LP Ma’arif PWNU Jawa Tengah sudah mendampingi 17 madrasah inklusi di empat kabupaten. Jumlah itu bertambah menjadi 28 jika digabungkan dengan madrasah/sekolah diseminasi termasuk 4 SD Negeri di 4 kabupaten tersebut. Pada bulan Februari sampai awal Maret LP Ma’arif juga mengadakan kampanye pendidikan inklusi di 8 titik di Jawa Tengah dengan jumlah peserta 3.632 kepala MI/SD, MTs/SMP, MA/SMA/SMK. Inisiasi pendidikan inklusi di perguruan tinggi juga sudah dilakukan dengan UIN Walisongo Semarang, UNU Purwokerto Banyumas, dan IAINU Kebumen.
“Dari kampanye itu tentu pendidik dan tenaga kependidikan di 3.632 madrasah/sekolah sudah mendapatkan informasi yang baik tentang pendidikan inklusi. Dan pada pelatihan awal bulan Maret sudah melibatkan peserta dari Pekalongan, Magelang, Purbalingga, Banjarnegara, Batang, dan Wonosobo. Kami juga sudah berkomunikasi dengan perguruan tinggi,” tutur Miftahul Huda, pengurus LP Ma’arif Jateng Bidang Kerjasama yang juga program officer kemitraan LP Ma’arif Jawa Tengah – Unicef.
Dia mengharapkan pemerintah segera mereplikasi program pendidikan inklusi di sekolah/madrasah di kabupaten lain di Jawa Tengah dari tingkat dasar sampai SLTA sehingga kebutuhan pendidikan anak berkebutuhan khusus (ABK) dapat dilayani dan tidak terkumpul di beberapa madrasah/ sekolah saja.
“Tanggal 2 Juli 2020 kemarin kami berkonsultasi dengan Bappeda Jateng, dan jumlah siswa ABK di sekolah reguler yang kami paparkan dianggap terlalu besar. SDN Arcawinangun Banyumas PDBK nya 64 siswa, SDN Surotrunan Kebumen 19 siswa, SD Semai Jepara 30 siswa, dan MI Keji Ungaran 25 siswa.
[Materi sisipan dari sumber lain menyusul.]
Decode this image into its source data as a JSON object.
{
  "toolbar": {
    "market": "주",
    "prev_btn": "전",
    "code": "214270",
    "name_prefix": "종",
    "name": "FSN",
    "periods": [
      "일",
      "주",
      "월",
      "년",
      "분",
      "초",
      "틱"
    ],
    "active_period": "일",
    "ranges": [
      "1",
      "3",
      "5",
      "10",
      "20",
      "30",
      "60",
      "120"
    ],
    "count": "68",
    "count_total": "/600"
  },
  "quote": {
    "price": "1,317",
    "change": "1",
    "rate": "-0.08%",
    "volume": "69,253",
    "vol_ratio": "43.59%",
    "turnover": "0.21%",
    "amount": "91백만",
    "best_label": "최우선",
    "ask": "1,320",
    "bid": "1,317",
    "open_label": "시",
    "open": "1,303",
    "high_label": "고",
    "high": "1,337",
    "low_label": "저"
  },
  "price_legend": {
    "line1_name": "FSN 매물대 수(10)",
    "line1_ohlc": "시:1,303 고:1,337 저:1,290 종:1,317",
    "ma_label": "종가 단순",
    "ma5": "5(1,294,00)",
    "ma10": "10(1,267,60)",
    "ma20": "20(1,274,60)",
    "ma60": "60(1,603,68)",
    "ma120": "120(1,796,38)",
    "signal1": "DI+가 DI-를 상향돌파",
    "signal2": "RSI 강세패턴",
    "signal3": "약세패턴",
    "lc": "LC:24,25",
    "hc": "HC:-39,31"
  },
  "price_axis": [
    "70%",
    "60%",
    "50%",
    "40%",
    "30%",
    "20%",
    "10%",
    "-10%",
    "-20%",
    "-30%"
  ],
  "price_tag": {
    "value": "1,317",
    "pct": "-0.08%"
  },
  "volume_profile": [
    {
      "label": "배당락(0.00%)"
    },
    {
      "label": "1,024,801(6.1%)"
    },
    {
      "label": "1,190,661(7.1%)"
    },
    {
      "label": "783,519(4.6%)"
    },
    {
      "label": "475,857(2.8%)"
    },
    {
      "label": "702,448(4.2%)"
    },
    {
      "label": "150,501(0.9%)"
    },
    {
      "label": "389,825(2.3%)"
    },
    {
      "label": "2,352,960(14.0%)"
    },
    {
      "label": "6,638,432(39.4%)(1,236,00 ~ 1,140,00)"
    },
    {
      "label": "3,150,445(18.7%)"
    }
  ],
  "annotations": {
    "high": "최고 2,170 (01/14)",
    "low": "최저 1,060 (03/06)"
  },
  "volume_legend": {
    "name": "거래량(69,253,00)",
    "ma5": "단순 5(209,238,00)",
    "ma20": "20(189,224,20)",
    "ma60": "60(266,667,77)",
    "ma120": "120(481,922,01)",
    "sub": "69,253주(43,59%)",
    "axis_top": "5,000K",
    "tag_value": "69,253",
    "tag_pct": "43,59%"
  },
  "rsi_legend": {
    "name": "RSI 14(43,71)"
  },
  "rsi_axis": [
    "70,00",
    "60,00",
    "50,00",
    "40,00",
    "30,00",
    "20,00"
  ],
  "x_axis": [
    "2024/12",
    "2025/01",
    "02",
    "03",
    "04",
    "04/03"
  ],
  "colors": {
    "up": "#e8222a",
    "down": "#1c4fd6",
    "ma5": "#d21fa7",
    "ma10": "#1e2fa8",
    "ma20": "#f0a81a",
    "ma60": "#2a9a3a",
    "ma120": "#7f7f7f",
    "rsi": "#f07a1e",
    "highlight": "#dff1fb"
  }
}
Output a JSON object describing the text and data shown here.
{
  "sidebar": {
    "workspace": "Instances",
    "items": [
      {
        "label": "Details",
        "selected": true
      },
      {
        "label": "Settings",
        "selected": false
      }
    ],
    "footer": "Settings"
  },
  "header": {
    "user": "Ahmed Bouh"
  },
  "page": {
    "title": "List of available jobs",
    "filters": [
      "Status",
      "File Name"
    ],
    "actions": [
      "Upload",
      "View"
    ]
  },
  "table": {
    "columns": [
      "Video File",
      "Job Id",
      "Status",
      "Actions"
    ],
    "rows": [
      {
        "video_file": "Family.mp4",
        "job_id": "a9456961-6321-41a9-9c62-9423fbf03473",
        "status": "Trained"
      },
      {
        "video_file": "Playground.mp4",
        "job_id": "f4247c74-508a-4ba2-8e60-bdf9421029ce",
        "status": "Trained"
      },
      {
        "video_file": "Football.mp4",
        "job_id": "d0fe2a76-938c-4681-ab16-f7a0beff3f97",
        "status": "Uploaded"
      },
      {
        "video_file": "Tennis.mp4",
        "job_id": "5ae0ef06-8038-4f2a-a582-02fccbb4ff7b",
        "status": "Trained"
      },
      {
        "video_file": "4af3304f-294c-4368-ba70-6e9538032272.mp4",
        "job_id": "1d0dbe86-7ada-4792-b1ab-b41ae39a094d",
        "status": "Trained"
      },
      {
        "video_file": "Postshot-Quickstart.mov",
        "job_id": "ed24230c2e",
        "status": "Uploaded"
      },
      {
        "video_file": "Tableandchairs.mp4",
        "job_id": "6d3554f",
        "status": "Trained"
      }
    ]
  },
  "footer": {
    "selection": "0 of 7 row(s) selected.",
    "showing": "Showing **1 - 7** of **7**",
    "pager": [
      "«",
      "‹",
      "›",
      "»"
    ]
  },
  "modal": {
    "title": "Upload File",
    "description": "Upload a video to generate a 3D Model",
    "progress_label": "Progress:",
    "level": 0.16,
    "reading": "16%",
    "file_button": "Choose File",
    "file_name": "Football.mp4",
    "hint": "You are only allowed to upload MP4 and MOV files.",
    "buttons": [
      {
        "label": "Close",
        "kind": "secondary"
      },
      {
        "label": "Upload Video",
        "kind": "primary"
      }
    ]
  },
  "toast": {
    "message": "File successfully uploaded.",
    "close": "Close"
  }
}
Ini dianggap terlalu besar bagi sekolah/madrasah reguler oleh Bappeda” Imbuhnya.
Rakortek ini melibatkan Kemenag Jawa Tengah, Bappeda Jawa Tengah, Kemenkumham Jawa Tengah, Dinas Kesehatan Jawa Tengah, Dinas Pendidikan dan Kebudayaan Jawa Tengah, Dispermardes Dukcapil Jawa Tengah, dan Bappeda, Dinas Pendidikan, Dinas Sosial, Dinpermades dari Kabupaten Klaten, Blora, Sragen, Banyumas, Brebes, Rembang,Kota Semarang, Surakarta, dan Pekalongan. Zoom meeting ini juga dihadiri Ditjen Bina Bangda Kemendagri. Hadir pula mitra Unicef LPPM UNDIP, LPPM ITB Semarang, Yayasan Setara, dan LP Ma’arif PWNU Jawa Tengah. Tim Unicef diwakili oleh Armunanto, Naning Pudji Julianingsih, dan Supriono Subakir. (Admin/Emha).